RE: Open to explore possibility
February 12, 2021 at 1:58 am
(This post was last modified: February 12, 2021 at 2:01 am by Belacqua.)
(February 11, 2021 at 11:07 pm)WarrenSmi th Wrote: allusions are recognized by scholars as a literary device in other ancient works, so why would the Bible prove to be an exception?
Certainly anyone who's interested in old texts will be happy to find allusions. As you say, lots of authors used them to enrich a message or hint at greater meaning.
What we have to be careful about, though, is whether something is a direct allusion -- pointing at a specific part of another text -- or another kind of similarity. Lots of figures of speech or other tropes are common among different texts without being a specific allusion in the way you're describing.
So for example if someone mentions being trapped between Scylla and Charybdis, this is a direct allusion that every educated person will get. It refers directly to a well-known text. But if I mention being trapped between a rock and a hard place, or getting caught in a whirlpool, these are just common figures of speech that don't count as allusions, because they are too general.
Quote:Protagoras was a Sophist so a rational person would then ask, why would an author deliberately make a connection between Christ and a Sophist?
My concern is that you're making a big jump, to assume that the words in Mark refer specifically -- allude -- to the Theaetetus or the Protagoras. The only real similarity you've found is that in both cases there are teachers who speak in parables to the general listener and more directly to his inner circle. This is such a widespread and ancient practice that it's found pretty much everywhere. It was common in Taoism, etc. It was long assumed to be true of Plato and his students. (If you read Proclus' explication of the Timaeus, for example, he takes it for granted that everything has a literal meaning for us normal people and a deeper one for initiates.)
So I'm going to need a lot more convincing if I'm going to agree with you that the passage in Mark is in any way intentionally or directly linked with Sophists.

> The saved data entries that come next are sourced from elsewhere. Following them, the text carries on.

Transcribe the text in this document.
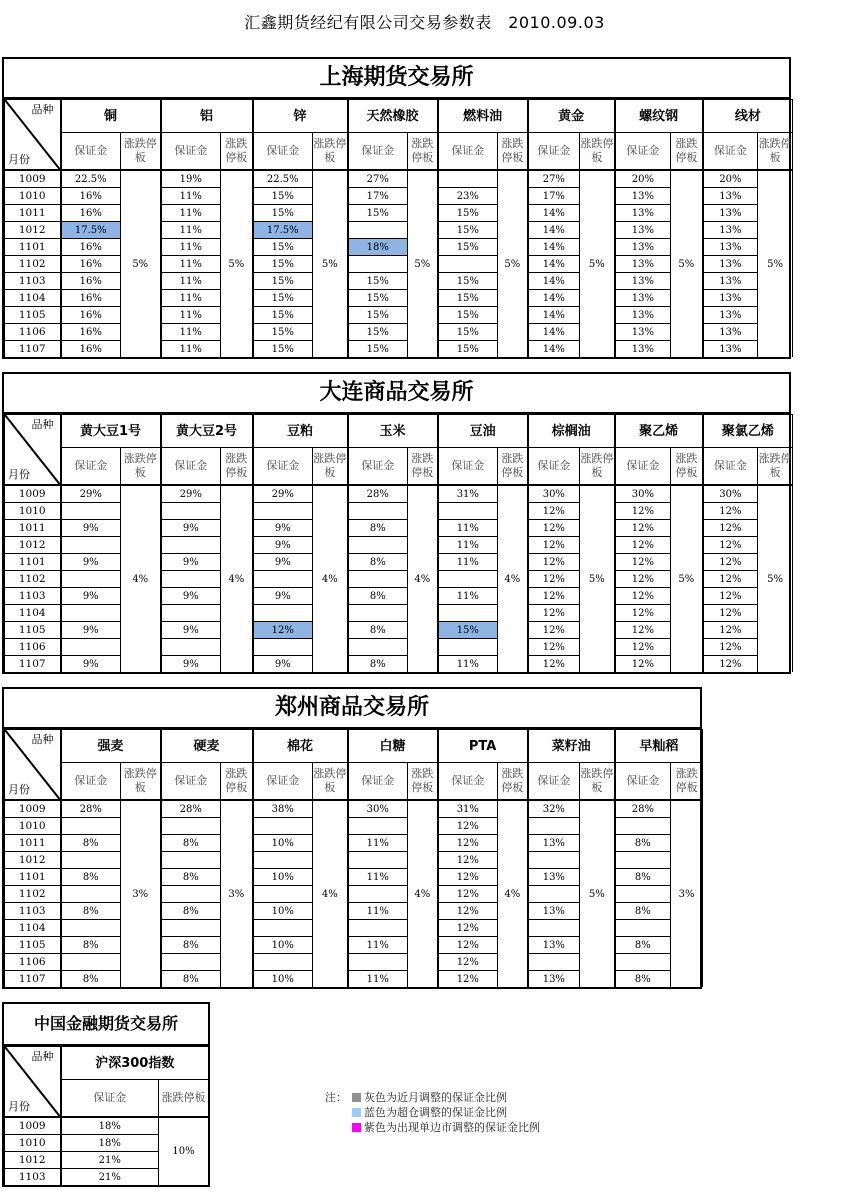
汇鑫期货经纪有限公司交易参数表　2010.09.03
上海期货交易所
品种
月份	铜		铝		锌		天然橡胶		燃料油		黄金		螺纹钢		线材	
	保证金	涨跌停板	保证金	涨跌停板	保证金	涨跌停板	保证金	涨跌停板	保证金	涨跌停板	保证金	涨跌停板	保证金	涨跌停板	保证金	涨跌停板
1009	22.5%	5%	19%	5%	22.5%	5%	27%	5%		5%	27%	5%	20%	5%	20%	5%
1010	16%		11%		15%		17%		23%		17%		13%		13%	
1011	16%		11%		15%		15%		15%		14%		13%		13%	
1012	17.5%		11%		17.5%				15%		14%		13%		13%	
1101	16%		11%		15%		18%		15%		14%		13%		13%	
1102	16%		11%		15%						14%		13%		13%	
1103	16%		11%		15%		15%		15%		14%		13%		13%	
1104	16%		11%		15%		15%		15%		14%		13%		13%	
1105	16%		11%		15%		15%		15%		14%		13%		13%	
1106	16%		11%		15%		15%		15%		14%		13%		13%	
1107	16%		11%		15%		15%		15%		14%		13%		13%	
大连商品交易所
品种
月份	黄大豆1号		黄大豆2号		豆粕		玉米		豆油		棕榈油		聚乙烯		聚氯乙烯	
	保证金	涨跌停板	保证金	涨跌停板	保证金	涨跌停板	保证金	涨跌停板	保证金	涨跌停板	保证金	涨跌停板	保证金	涨跌停板	保证金	涨跌停板
1009	29%	4%	29%	4%	29%	4%	28%	4%	31%	4%	30%	5%	30%	5%	30%	5%
1010											12%		12%		12%	
1011	9%		9%		9%		8%		11%		12%		12%		12%	
1012					9%				11%		12%		12%		12%	
1101	9%		9%		9%		8%		11%		12%		12%		12%	
1102											12%		12%		12%	
1103	9%		9%		9%		8%		11%		12%		12%		12%	
1104											12%		12%		12%	
1105	9%		9%		12%		8%		15%		12%		12%		12%	
1106											12%		12%		12%	
1107	9%		9%		9%		8%		11%		12%		12%		12%	
郑州商品交易所
品种
月份	强麦		硬麦		棉花		白糖		PTA		菜籽油		早籼稻	
	保证金	涨跌停板	保证金	涨跌停板	保证金	涨跌停板	保证金	涨跌停板	保证金	涨跌停板	保证金	涨跌停板	保证金	涨跌停板
1009	28%	3%	28%	3%	38%	4%	30%	4%	31%	4%	32%	5%	28%	3%
1010									12%					
1011	8%		8%		10%		11%		12%		13%		8%	
1012									12%					
1101	8%		8%		10%		11%		12%		13%		8%	
1102									12%					
1103	8%		8%		10%		11%		12%		13%		8%	
1104									12%					
1105	8%		8%		10%		11%		12%		13%		8%	
1106									12%					
1107	8%		8%		10%		11%		12%		13%		8%	
中国金融期货交易所
品种
月份	沪深300指数	
	保证金	涨跌停板
1009	18%	10%
1010	18%	
1012	21%	
1103	21%	
注：	灰色为近月调整的保证金比例
蓝色为超仓调整的保证金比例
紫色为出现单边市调整的保证金比例
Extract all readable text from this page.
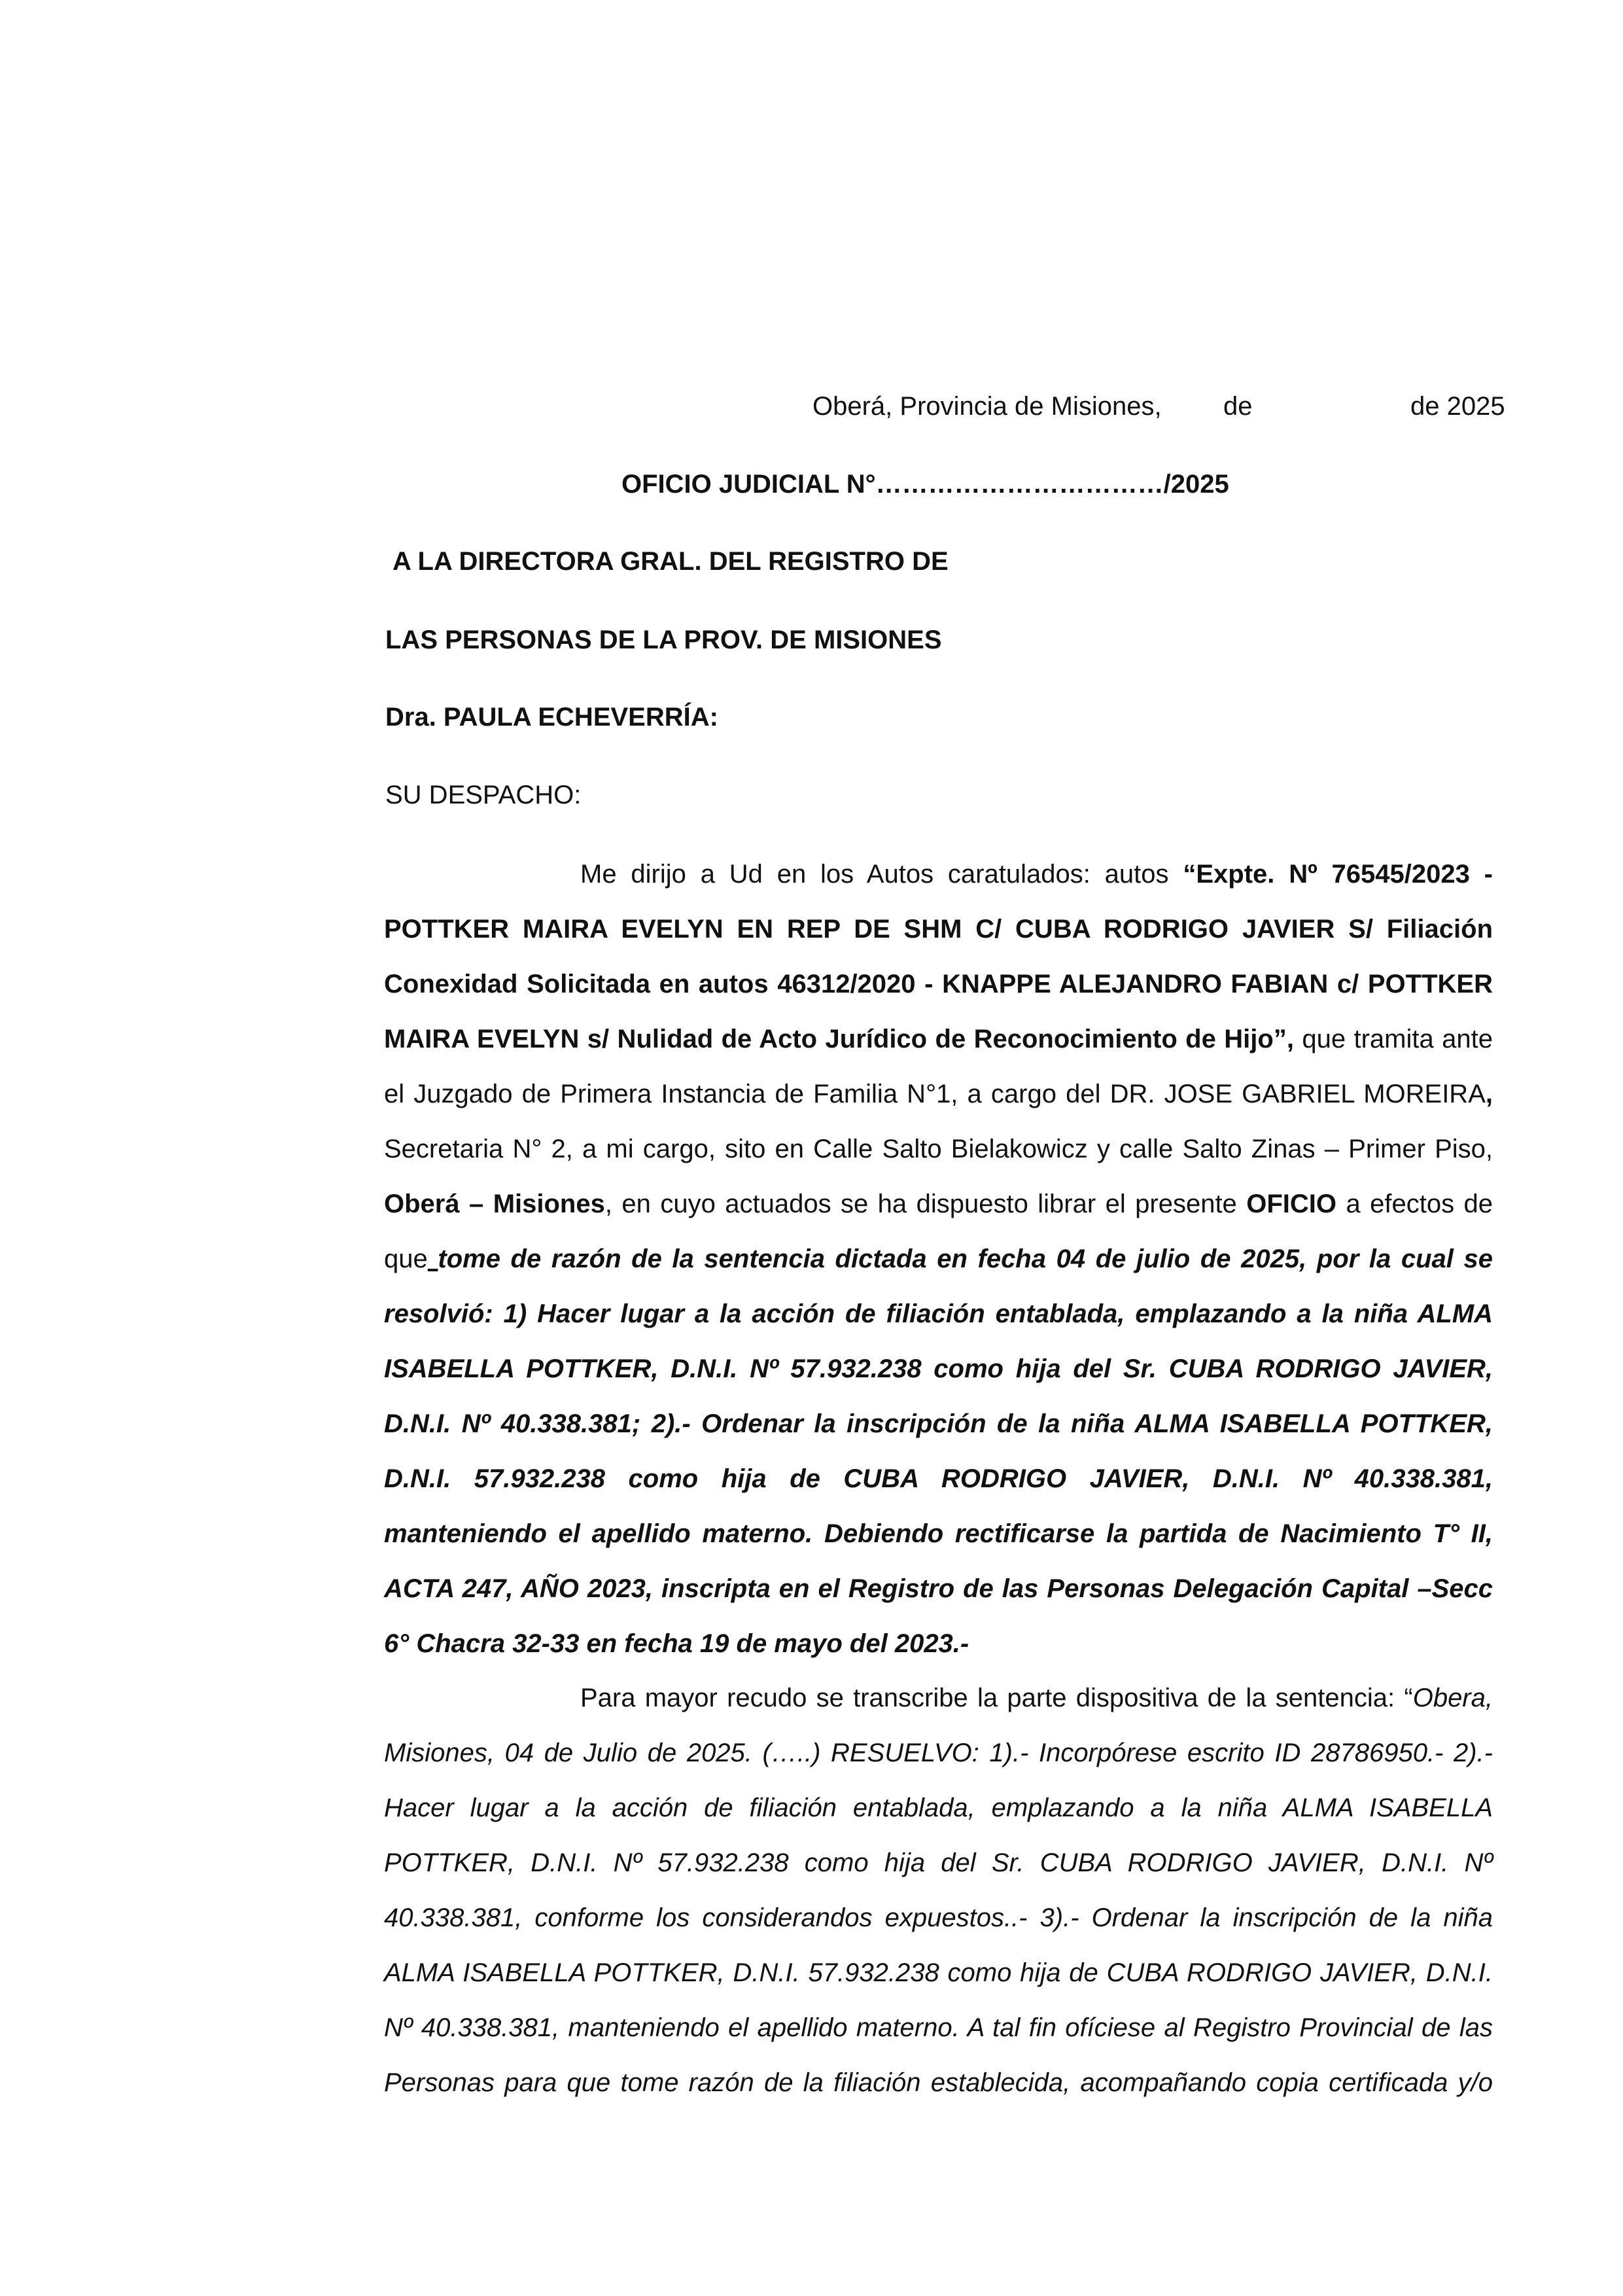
Oberá, Provincia de Misiones, de	de 2025
OFICIO JUDICIAL N°……………………………/2025
A LA DIRECTORA GRAL. DEL REGISTRO DE
LAS PERSONAS DE LA PROV. DE MISIONES
Dra. PAULA ECHEVERRÍA:
SU DESPACHO:
Me dirijo a Ud en los Autos caratulados: autos “Expte. Nº 76545/2023 -
POTTKER MAIRA EVELYN EN REP DE SHM C/ CUBA RODRIGO JAVIER S/ Filiación
Conexidad Solicitada en autos 46312/2020 - KNAPPE ALEJANDRO FABIAN c/ POTTKER
MAIRA EVELYN s/ Nulidad de Acto Jurídico de Reconocimiento de Hijo”, que tramita ante
el Juzgado de Primera Instancia de Familia N°1, a cargo del DR. JOSE GABRIEL MOREIRA,
Secretaria N° 2, a mi cargo, sito en Calle Salto Bielakowicz y calle Salto Zinas – Primer Piso,
Oberá – Misiones, en cuyo actuados se ha dispuesto librar el presente OFICIO a efectos de
que tome de razón de la sentencia dictada en fecha 04 de julio de 2025, por la cual se
resolvió: 1) Hacer lugar a la acción de filiación entablada, emplazando a la niña ALMA
ISABELLA POTTKER, D.N.I. Nº 57.932.238 como hija del Sr. CUBA RODRIGO JAVIER,
D.N.I. Nº 40.338.381; 2).- Ordenar la inscripción de la niña ALMA ISABELLA POTTKER,
D.N.I. 57.932.238 como hija de CUBA RODRIGO JAVIER, D.N.I. Nº 40.338.381,
manteniendo el apellido materno. Debiendo rectificarse la partida de Nacimiento T° II,
ACTA 247, AÑO 2023, inscripta en el Registro de las Personas Delegación Capital –Secc
6° Chacra 32-33 en fecha 19 de mayo del 2023.-
Para mayor recudo se transcribe la parte dispositiva de la sentencia: “Obera,
Misiones, 04 de Julio de 2025. (…..) RESUELVO: 1).- Incorpórese escrito ID 28786950.- 2).-
Hacer lugar a la acción de filiación entablada, emplazando a la niña ALMA ISABELLA
POTTKER, D.N.I. Nº 57.932.238 como hija del Sr. CUBA RODRIGO JAVIER, D.N.I. Nº
40.338.381, conforme los considerandos expuestos..- 3).- Ordenar la inscripción de la niña
ALMA ISABELLA POTTKER, D.N.I. 57.932.238 como hija de CUBA RODRIGO JAVIER, D.N.I.
Nº 40.338.381, manteniendo el apellido materno. A tal fin ofíciese al Registro Provincial de las
Personas para que tome razón de la filiación establecida, acompañando copia certificada y/o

Also, remember that in Plato the Sophists are almost always the enemy. They are like the basketball team who play against the Harlem Globetrotters -- always set up to lose. Pretty much their whole purpose, in Plato, is to represent wrong opinions. Plato's dialogues are like plays, which means that the words spoken by Protagoras are not necessarily to be taken as Plato's own conclusions. What does that dialogue go on to conclude about Sophists? Do the other speakers end up agreeing with the passage you quoted? As I recall, Socrates spends the whole dialogue arguing that Protagoras isn't as smart as he thinks he is.
The reference you make to the veil of Veronica gets pretty close to free association, I think. Why would Christ be a veil? The more famous symbolism using a veil is that Christ is the one who tore the veil of the temple.
I'm always thrilled to see references to Plato, but I'm not convinced yet that what you've found is direct allusion.